Depuis l'époque des faits en cause, la directive 2001/115 a ajouté un deuxième alinéa à l'article 22, paragraphe 8: «La faculté
prévue au premier alinéa ne peut être utilisée pour imposer des obligations supplémentaires à celles fixées au paragraphe
3».
Le droit à déduction
16.
L'article 17, intitulé «Naissance et étendue du droit à déduction» dispose ce qui suit:
«1.
Le droit à déduction prend naissance au moment où la taxe déductible devient exigible.
2.
Dans la mesure où les biens et les services sont utilisés pour les besoins de ses opérations taxées, l'assujetti est autorisé
à déduire de la taxe dont il est redevable:
a) la taxe sur la valeur ajoutée due ou acquittée pour les biens qui lui sont ou lui seront livrés et pour les services qui
lui sont ou lui seront rendus par un autre assujetti redevable de la taxe à l'intérieur du pays
(9)
[...]»
17.
L'article 18, paragraphe 1, de la directive, qui énonce les modalités d'exercice du droit à déduction, dispose que:
«Pour pouvoir exercer le droit à déduction, l'assujetti doit:
a) pour la déduction visée à l'article 17 paragraphe 2 sous a), détenir une facture établie conformément à l'article 22 paragraphe
3;
[...]
d)
lorsqu'il est tenu d'acquitter la taxe en tant que preneur ou acheteur en cas d'application de l'article 21 point 1, remplir
les formalités qui sont établies par chaque État membre;
[...]».
La législation nationale applicable
18.
La République fédérale d'Allemagne a exercé l'option qui lui est ouverte par l'article 21, paragraphe 1, sous a), deuxième
alinéa, de la sixième directive. Conformément à l'article 18 de l'Umsatzsteuergesetz (loi sur la TVA) de 1993, tel qu'il était
en vigueur en 1995, le ministre fédéral des Finances pouvait, en accord avec le Bundesrat, décider par décret, pour garantir
le recouvrement de la taxe, que c'était le destinataire des biens ou des services qui devait payer la taxe due sur les biens
ou les services fournis par un entrepreneur établi à l'étranger. La décision de mise en œuvre pouvait fixer certaines autres
conditions, relatives notamment à la méthode de calcul et de versement de la taxe.
19.
C'est pourquoi les articles 51 et suivants de l'Umsatzsteuer Durchführungsverordnung (règlement de mise en œuvre de la TVA,
ci après l' «UStDV») de 1993 a mis en place un système de retenue à la source.
20.
Conformément à l'article 51 de l'UStDV, le destinataire de fournitures de travaux et d'autres prestations d'un entrepreneur
établi à l'étranger devait retenir la taxe sur le paiement et la verser au Finanzamt compétent même en cas de doute quant
à la réalité de l'établissement du fournisseur à l'étranger.
21.
L'article 52 de l'UStDV prévoyait certaines exceptions à ces obligations. L'article 52, paragraphe 2, instituait une «Nullregelung»,
c'est à dire un système conformément auquel le destinataire n'était pas obligé de retenir et de verser la taxe afférente à
la prestation du fournisseur établi à l'étranger lorsque celui ci ne lui avait pas adressé de facture avec mention séparée
de la TVA et lorsqu'en cas de mention séparée de la TVA, lui, le destinataire de la prestation, aurait pu se prévaloir entièrement
de la déduction de cette taxe. Il semble qu'en pareil cas, le destinataire devait simplement acquitter la totalité de la taxe
due sur les prestations qu'il fournissait en aval au lieu d'avancer le montant de la taxe d'amont sur les fournitures en question
et de la déduire par la suite.
22.
La Commission ayant cependant objecté que cette procédure n'était pas entièrement compatible avec le droit communautaire,
ce système de retenue à la source a été aboli à partir du 1er janvier 2002.

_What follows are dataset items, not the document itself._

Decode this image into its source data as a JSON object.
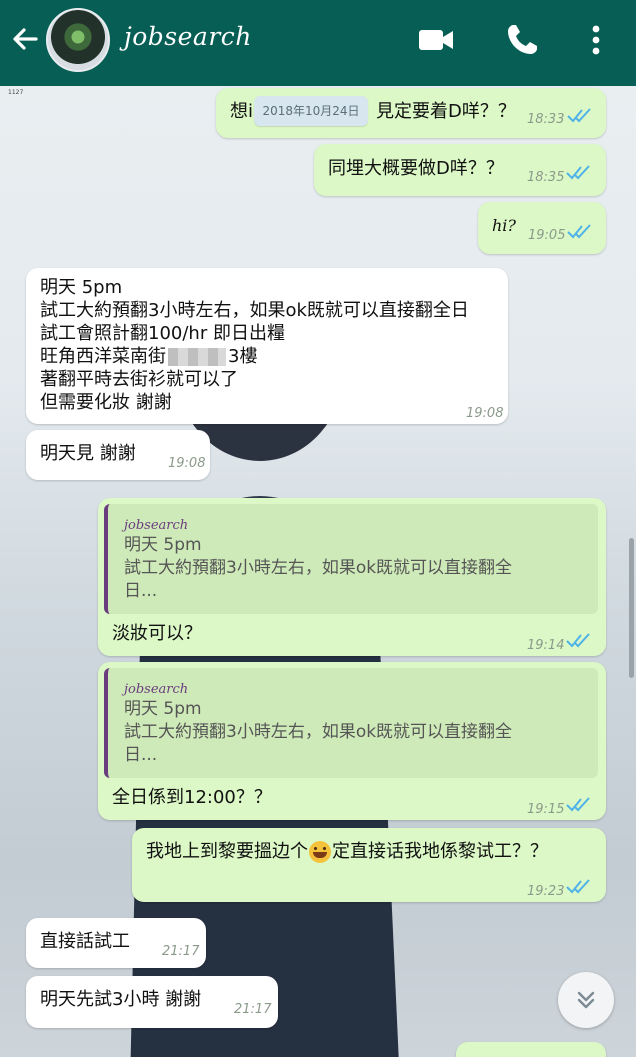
{
  "header": {
    "contact_name": "jobsearch",
    "icons": [
      "back-arrow-icon",
      "video-call-icon",
      "phone-call-icon",
      "more-options-icon"
    ],
    "bg_color": "#075e54"
  },
  "date_chip": "2018年10月24日",
  "corner_mark": "1127",
  "messages": [
    {
      "dir": "out",
      "lines": [
        "想i",
        "見定要着D咩？？"
      ],
      "time": "18:33",
      "read": true
    },
    {
      "dir": "out",
      "lines": [
        "同埋大概要做D咩？？"
      ],
      "time": "18:35",
      "read": true
    },
    {
      "dir": "out",
      "lines": [
        "hi?"
      ],
      "time": "19:05",
      "read": true
    },
    {
      "dir": "in",
      "lines": [
        "明天 5pm",
        "試工大約預翻3小時左右，如果ok既就可以直接翻全日",
        "試工會照計翻100/hr 即日出糧",
        "旺角西洋菜南街",
        "3樓",
        "著翻平時去街衫就可以了",
        "但需要化妝 謝謝"
      ],
      "time": "19:08"
    },
    {
      "dir": "in",
      "lines": [
        "明天見 謝謝"
      ],
      "time": "19:08"
    },
    {
      "dir": "out",
      "quote": {
        "name": "jobsearch",
        "lines": [
          "明天 5pm",
          "試工大約預翻3小時左右，如果ok既就可以直接翻全",
          "日..."
        ]
      },
      "lines": [
        "淡妝可以？"
      ],
      "time": "19:14",
      "read": true
    },
    {
      "dir": "out",
      "quote": {
        "name": "jobsearch",
        "lines": [
          "明天 5pm",
          "試工大約預翻3小時左右，如果ok既就可以直接翻全",
          "日..."
        ]
      },
      "lines": [
        "全日係到12:00？？"
      ],
      "time": "19:15",
      "read": true
    },
    {
      "dir": "out",
      "lines": [
        "我地上到黎要搵边个",
        "定直接话我地係黎试工？？"
      ],
      "time": "19:23",
      "read": true
    },
    {
      "dir": "in",
      "lines": [
        "直接話試工"
      ],
      "time": "21:17"
    },
    {
      "dir": "in",
      "lines": [
        "明天先試3小時 謝謝"
      ],
      "time": "21:17"
    }
  ],
  "colors": {
    "outgoing": "#dcf8c6",
    "incoming": "#ffffff",
    "read_ticks": "#4fb3e8"
  }
}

La procédure au principal et les questions préjudicielles
23.
M. Gerhard Bockemühl exploite, en Allemagne, une entreprise spécialisée dans la construction de superstructures, de ponts
et de tunnels. En 1995, des travaux ont été réalisés pour son entreprise par des ouvriers de l'entreprise Jaylink Bau Ltd
Building Contractors. Cette société possédait une adresse de contact aux Pays Bas. La juridiction de renvoi observe qu'une
société «off shore» portant le nom de Jaylink Building Contractors est inscrite au registre du commerce en Angleterre et qu'aux
termes de cette inscription, son siège est établi auprès d'une firme de comptabilité établie dans le quartier de Mayfair à
Londres.
24.
Les services fournis à M. Bockemühl ont été facturés par Jaylink Bau Ltd Building Contractors. Sur les factures figurait un
numéro d'identification TVA anglais et les références d'un compte bancaire allemand. N'y figurait, en revanche, aucune mention
séparée de la TVA, mais uniquement l'indication «Nullregelung, article 52 UStDV, selon convention». L'adresse de Mayfair évoquée
plus haut figurait sur les premières factures, mais, sur les factures ultérieures, c'était une autre adresse, toujours située
à Londres, qui était indiquée.
25.
Après un contrôle fiscal en entreprise, le Finanzamt Gummersbach (Allemagne) a adressé à M. Bockemühl un avis de redressement
relatif à la TVA afférente aux services qui lui avaient été fournis. Le Finanzamt a fait observer que les factures n'indiquaient
pas le montant de la taxe et que le nom et l'adresse de l'entreprise qui les avait établies n'étaient pas corrects, de sorte
qu'il était impossible de déterminer que l'entreprise qui les avait rédigées était la même que celle qui avait fourni les
services. Selon le Finanzamt, ces services avaient été fournis par une troisième entreprise inconnue, établie en dehors du
territoire allemand. De surcroît, les services n'avaient pas été correctement désignés (puisqu'ils se référaient aux travaux
effectués, et non pas à la mise à disposition de personnel). Il a ensuite conclu qu'en sa qualité de destinataire des services,
M. Bockemühl devait acquitter une somme de 17 219,17 DEM au titre de la TVA sur ces opérations imposables.
26.
Après avoir introduit une réclamation infructueuse, M. Bockemühl a saisi le Finanzgericht de son ressort, qui a fait droit
à sa demande en raison du fait au motif qu'il n'existait pas de «motif raisonnable de mettre en doute l'identité entre l'auteur
de la facture et l'entrepreneur qui avait fourni les prestations». Le Finanzamt a alors saisi le Bundesfinanzhof, qui est
la juridiction de renvoi, d'une demande de «Revision» de ce jugement.
27.
Le Finanzamt considère que, en cas de doute, M. Bockemühl aurait dû retenir la taxe sur les services qui lui avaient été fournis.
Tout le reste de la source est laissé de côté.